Qu’une telle prétention soit récusée comme illégitime par Hegel appelle toutefois des précisions. Nous l’avons vu, s’agissant du droit positif, la « vue historiographique » n’est pas purement et simplement à rejeter, loin s’en faut. Montesquieu doit au contraire être loué d’avoir correctement entrepris son exposition, en montrant la dépendance de la législation et des déterminations juridiques d’un État aux autres traits qui composent sa particularité et le caractérisent en tant qu’État d’un certain temps et d’un certain lieu : l’« esprit » qui y préside et forme, pourrait-on dire, sa « complexion » propre – son Volksgeist.

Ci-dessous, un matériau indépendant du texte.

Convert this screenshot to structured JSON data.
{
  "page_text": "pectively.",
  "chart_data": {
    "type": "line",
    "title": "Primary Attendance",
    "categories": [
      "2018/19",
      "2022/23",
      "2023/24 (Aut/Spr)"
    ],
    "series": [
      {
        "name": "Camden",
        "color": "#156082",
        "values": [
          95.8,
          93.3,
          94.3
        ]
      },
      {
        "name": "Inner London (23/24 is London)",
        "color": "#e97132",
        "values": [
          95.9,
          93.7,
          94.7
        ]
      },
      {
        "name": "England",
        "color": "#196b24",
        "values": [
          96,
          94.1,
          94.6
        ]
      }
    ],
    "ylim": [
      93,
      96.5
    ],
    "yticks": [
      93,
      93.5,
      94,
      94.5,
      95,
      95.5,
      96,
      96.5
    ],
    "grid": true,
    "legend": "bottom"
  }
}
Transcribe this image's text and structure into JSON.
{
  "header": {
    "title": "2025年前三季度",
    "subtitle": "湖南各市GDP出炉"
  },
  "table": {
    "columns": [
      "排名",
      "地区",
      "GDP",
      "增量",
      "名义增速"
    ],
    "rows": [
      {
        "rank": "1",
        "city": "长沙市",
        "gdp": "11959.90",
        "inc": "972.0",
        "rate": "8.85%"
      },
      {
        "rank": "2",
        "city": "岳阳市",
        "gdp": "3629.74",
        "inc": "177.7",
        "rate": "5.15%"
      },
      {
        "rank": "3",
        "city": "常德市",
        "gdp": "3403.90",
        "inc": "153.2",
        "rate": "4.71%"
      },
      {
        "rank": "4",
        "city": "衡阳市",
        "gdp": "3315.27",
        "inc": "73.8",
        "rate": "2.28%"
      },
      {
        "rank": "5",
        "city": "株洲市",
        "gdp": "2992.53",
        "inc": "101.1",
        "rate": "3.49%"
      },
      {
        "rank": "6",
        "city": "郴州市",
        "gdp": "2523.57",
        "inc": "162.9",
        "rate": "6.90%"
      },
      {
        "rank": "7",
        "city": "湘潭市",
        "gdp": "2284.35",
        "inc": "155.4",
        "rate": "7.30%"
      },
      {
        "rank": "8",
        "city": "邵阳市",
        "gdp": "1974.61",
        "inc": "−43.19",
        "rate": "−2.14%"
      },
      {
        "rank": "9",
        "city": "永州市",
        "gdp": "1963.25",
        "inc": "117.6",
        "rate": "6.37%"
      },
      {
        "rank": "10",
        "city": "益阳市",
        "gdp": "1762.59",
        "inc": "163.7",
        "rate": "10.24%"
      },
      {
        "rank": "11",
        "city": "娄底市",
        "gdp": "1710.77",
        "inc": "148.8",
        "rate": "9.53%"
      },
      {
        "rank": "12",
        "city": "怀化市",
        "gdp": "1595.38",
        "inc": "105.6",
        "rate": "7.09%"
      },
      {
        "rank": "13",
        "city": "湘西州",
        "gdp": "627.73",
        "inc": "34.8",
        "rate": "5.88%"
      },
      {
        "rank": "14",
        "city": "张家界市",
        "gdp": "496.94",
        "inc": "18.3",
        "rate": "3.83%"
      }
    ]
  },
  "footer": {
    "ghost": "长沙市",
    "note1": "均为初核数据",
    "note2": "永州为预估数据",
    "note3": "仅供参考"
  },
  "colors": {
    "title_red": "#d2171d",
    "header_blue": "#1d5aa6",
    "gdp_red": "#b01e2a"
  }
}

Le mérite de Montesquieu est d’avoir saisi et montré la liaison intrinsèque fondamentale de celles-ci à celui-là, en quoi consiste « la vue historiographique véritable. Cet éloge hégélien de Montesquieu et de l’idée, prise généralement, d’un « esprit des lois », n’a en soi rien de très original. La revendication du parrainage de Montesquieu est courante, notamment chez les juristes, avant et au moment de la parution des Principes de la philosophie du droit. Mais ce recours à Montesquieu n’a ici rien de fortuit, il constitue justement une réponse à un certain usage de l’histoire par certains juristes : Montesquieu est sollicité comme rempart contre l’appréhension « historiciste » du droit, ou plutôt contre la position qui consiste à tenir que cette appréhension historiciste serait la saisie légitime exclusive et ultime de ce qu’est le droit. Il faut, affirme Hegel, distinguer fermement l’entreprise historique de l’examen philosophique du droit. L’« historique » et l’historicité du droit que retracent la première ne peuvent et ne doivent pas être confondus avec la rationalité du droit et son développement conceptuel. En d’autres termes, la rationalité du droit n’est pas réductible à son historicité telle que l’appréhension positive du droit la met au jour et cette irréductibilité de la rationalité à l’historicité ainsi conçue emporte la distinction ou plutôt la non-superposition du légal et du légitime. Ainsi,

[e]xaminer, tels qu’ils apparaissent dans le temps, l’émergence et le développement de déterminations juridiques, – cette entreprise purement historique a son mérite et sa juste appréciation dans sa propre sphère, tout comme la connaissance de leur cohérence intelligible, qui procède de leur comparaison avec les rapports de droit déjà présents-là ; mais elle se tient en dehors de tout rapport avec l’examen philosophique, dans la mesure, en effet, où le développement à partir de raisons historiographiques ne se confond pas lui-même avec le développement à partir du concept, et où l’explication et la justification historiques ne s’étendent pas jusqu’à avoir la justification qui a une validité en et pour elle-même.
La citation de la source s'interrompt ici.